Pontiff of Sri Adichunchanagiri Mahasamsthana Math

Nirmalananda Swami (known to followers as Jagadguru Sri Sri Sri Dr. Nirmalanandanatha Mahaswamiji, born Nagaraj on 20 July 1969) is the 72nd and current Pontiff of the Sri Adichunchanagiri Mahasamsthana Math, a religious and educational institution in Karnataka, India. He also holds the positions of Chancellor of Adichunchanagiri University and President of the Sri Adichunchanagiri Shikshana Trust, which manages a network of educational institutions. Mahaswamiji attempts to harmonize modern scientific understanding with traditional spiritual teachings, and to increase educational opportunities for underserved communities in India.

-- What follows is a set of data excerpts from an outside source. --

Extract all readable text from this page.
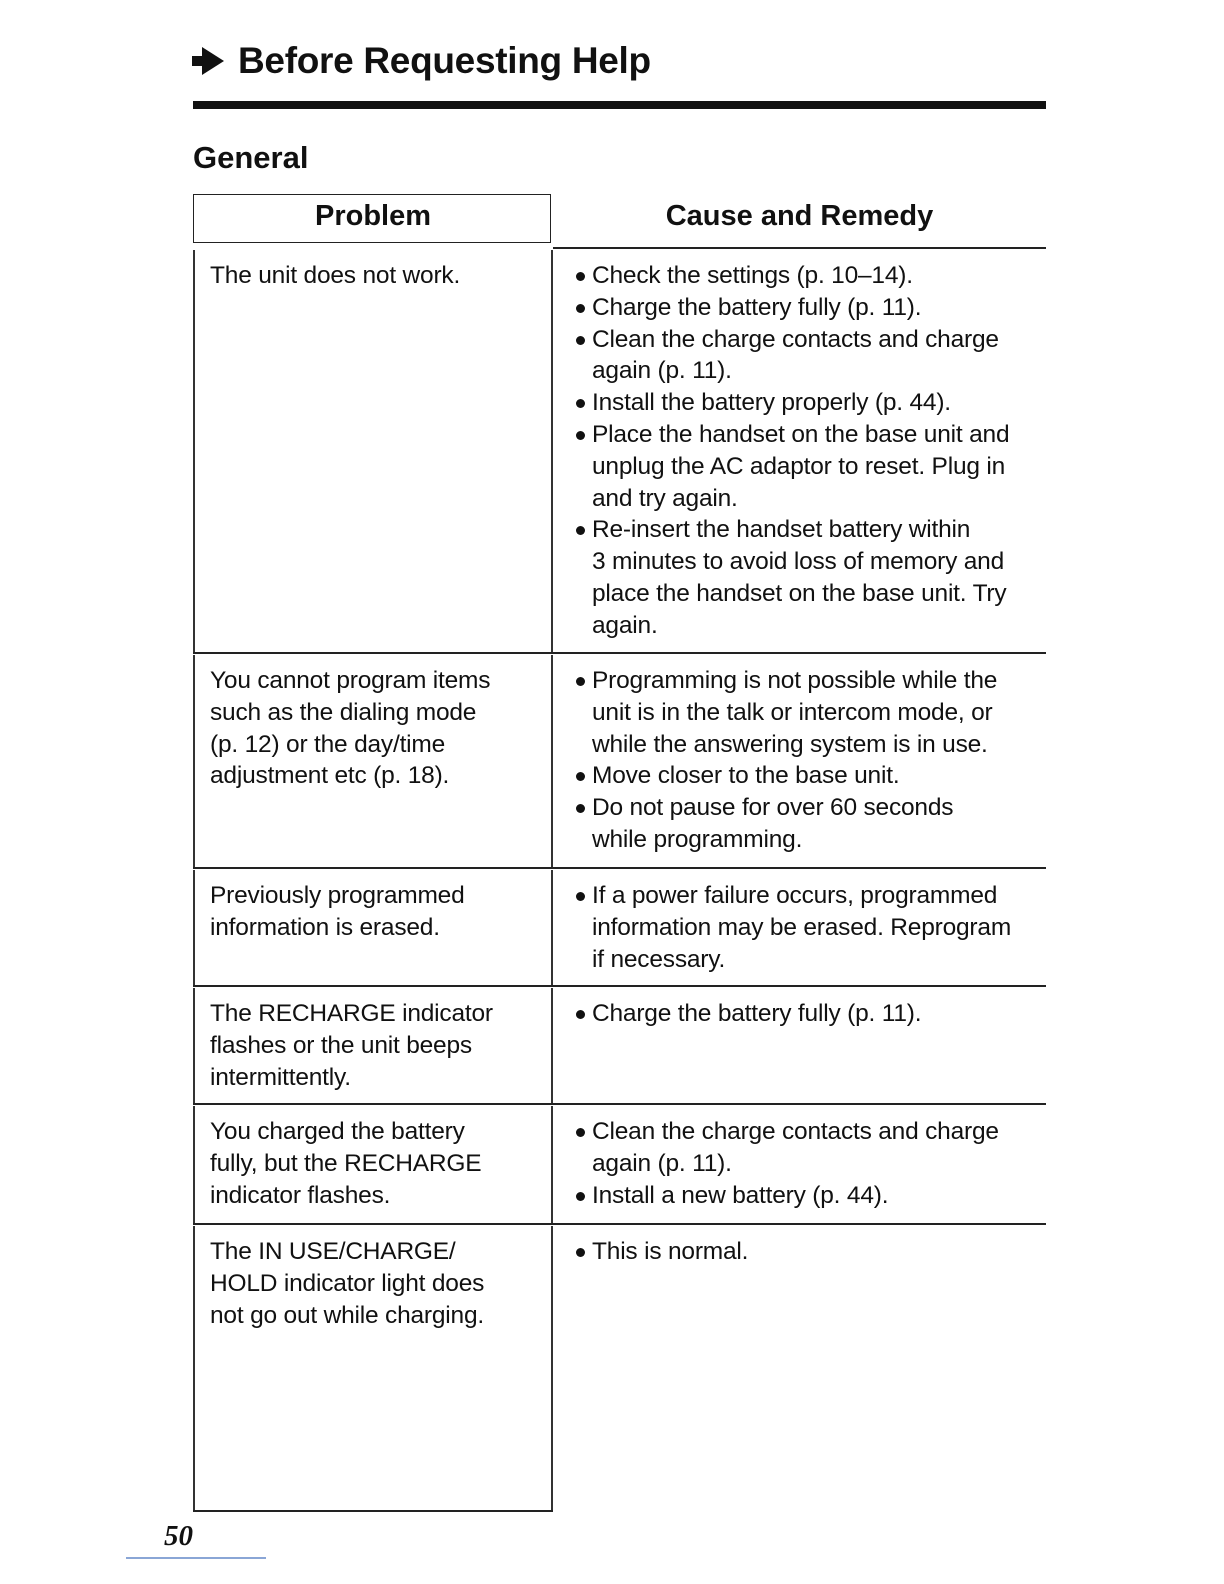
Before Requesting Help
General
Problem	Cause and Remedy
The unit does not work.	Check the settings (p. 10–14).
Charge the battery fully (p. 11).
Clean the charge contacts and charge
again (p. 11).
Install the battery properly (p. 44).
Place the handset on the base unit and
unplug the AC adaptor to reset. Plug in
and try again.
Re-insert the handset battery within
3 minutes to avoid loss of memory and
place the handset on the base unit. Try
again.
You cannot program items
such as the dialing mode
(p. 12) or the day/time
adjustment etc (p. 18).
Programming is not possible while the
unit is in the talk or intercom mode, or
while the answering system is in use.
Move closer to the base unit.
Do not pause for over 60 seconds
while programming.
Previously programmed
information is erased.
If a power failure occurs, programmed
information may be erased. Reprogram
if necessary.
The RECHARGE indicator
flashes or the unit beeps
intermittently.
Charge the battery fully (p. 11).
You charged the battery
fully, but the RECHARGE
indicator flashes.
Clean the charge contacts and charge
again (p. 11).
Install a new battery (p. 44).
The IN USE/CHARGE/
HOLD indicator light does
not go out while charging.
This is normal.
50
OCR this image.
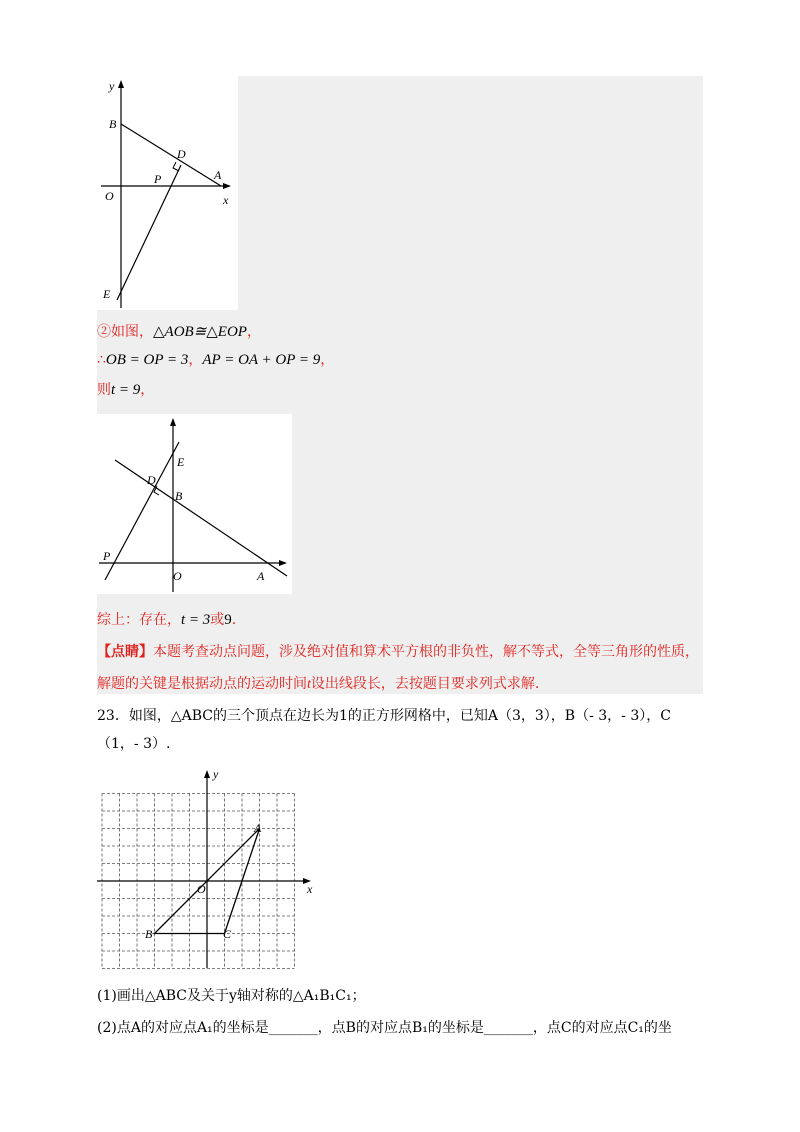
y
B
D
P	A
O	x
E
②如图，△AOB≅△EOP，
∴OB = OP = 3，AP = OA + OP = 9，
则t = 9，
E
D
B
P
O	A
综上：存在，t = 3或9.
【点睛】本题考查动点问题，涉及绝对值和算术平方根的非负性，解不等式，全等三角形的性质，
解题的关键是根据动点的运动时间t设出线段长，去按题目要求列式求解.
23．如图，△ABC的三个顶点在边长为1的正方形网格中，已知A（3，3），B（- 3，- 3），C
（1，- 3）.
y
x
O
A
B	C
(1)画出△ABC及关于y轴对称的△A₁B₁C₁；
(2)点A的对应点A₁的坐标是_______，点B的对应点B₁的坐标是_______，点C的对应点C₁的坐
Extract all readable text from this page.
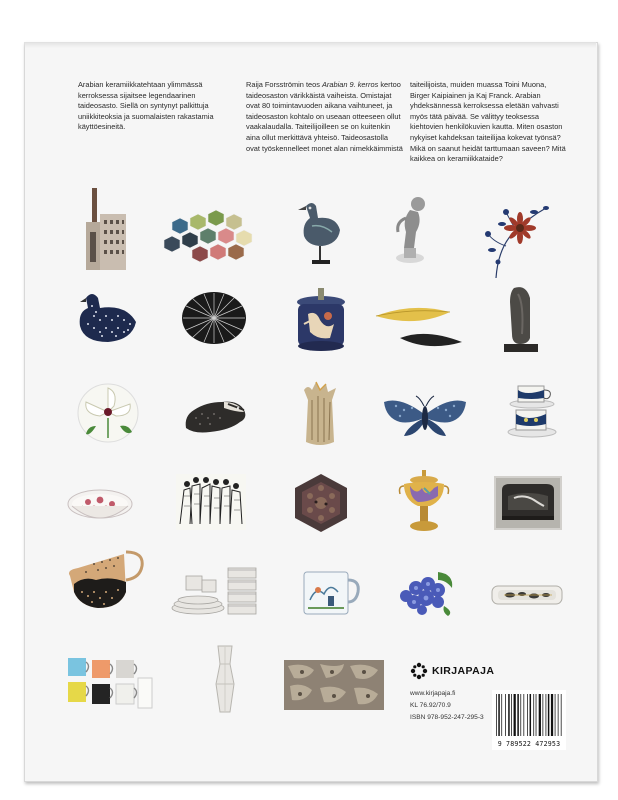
Arabian keramiikkatehtaan ylimmässä kerroksessa sijaitsee legendaarinen taideosasto. Siellä on syntynyt palkittuja uniikkiteoksia ja suomalaisten rakastamia käyttöesineitä.

Raija Forsströmin teos Arabian 9. kerros kertoo taideosaston värikkäistä vaiheista. Omistajat ovat 80 toimintavuoden aikana vaihtuneet, ja taideosaston kohtalo on useaan otteeseen ollut vaakalaudalla. Taiteilijoilleen se on kuitenkin aina ollut merkittävä yhteisö. Taideosastolla ovat työskennelleet monet alan nimekkäimmistä

taiteilijoista, muiden muassa Toini Muona, Birger Kaipiainen ja Kaj Franck. Arabian yhdeksännessä kerroksessa eletään vahvasti myös tätä päivää. Se välittyy teoksessa kiehtovien henkilökuvien kautta. Miten osaston nykyiset kahdeksan taiteilijaa kokevat työnsä? Mikä on saanut heidät tarttumaan saveen? Mitä kaikkea on keramiikkataide?

KIRJAPAJA
www.kirjapaja.fi
KL 76.92/70.9
ISBN 978-952-247-295-3
9 789522 472953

== Early life and education ==
Born on July 20, 1969 at Cheranahalli in Gubbi taluk in Tumkur district. He was raised by his parents Narasegowda and Nanjamma who had six children. The family sustained itself by cultivating only 2 acres of land.

Nagaraju finished his primary education in the government school in Cheranahalli, higher primary in nearby Nattekere and high school education in Mavinahalli Government High School.

His academic qualifications include B.E in Civil Engineering, an M.Tech in Structural Engineering from IIT Chennai, with a Gold Medal, and a Ph.D. in Philosophy from Gulbarga University. He has received honorary doctorates from the University of Mysore, Rajiv Gandhi University, and Visvesvaraya Technological University.

After completing his engineering, Swamiji worked as a scientist at Central Water and Power Research Station in Pune but chose instead to volunteer as a teacher at a blind school in Ramanagar district, Karnataka. In 1998, at the age of 29, he renounced worldly life and took Sanyas (monastic vows) under the guidance of his guru, Jagadguru Sri Sri Sri Dr. Balagangadharanatha Mahaswamiji.

== Leadership in education ==
As chancellor of Adichunchanagiri University and president of the Sri Adichunchanagiri Shikshana Trust, Nirmalananda oversees a network of over 500 educational institutions. His leadership has focused on expanding educational access, especially for disadvantaged individuals and communities.

In 2013 he led the establishment of Samvit, a residential school that provides free education to students from underprivileged backgrounds, integrating academic learning with spiritual and ethical values. Nirmalananda also had a role in establishing Adichunchanagiri University.

== Public engagements ==
Nirmalananda has spoken on the connection between spirituality and modern science.

He has also engaged with social issues, including discussions on community reservations in Karnataka, and has met with political leaders including Prime Minister Narendra Modi. He has participated in community events like the Udyami Vokkaliga entrepreneurs meet.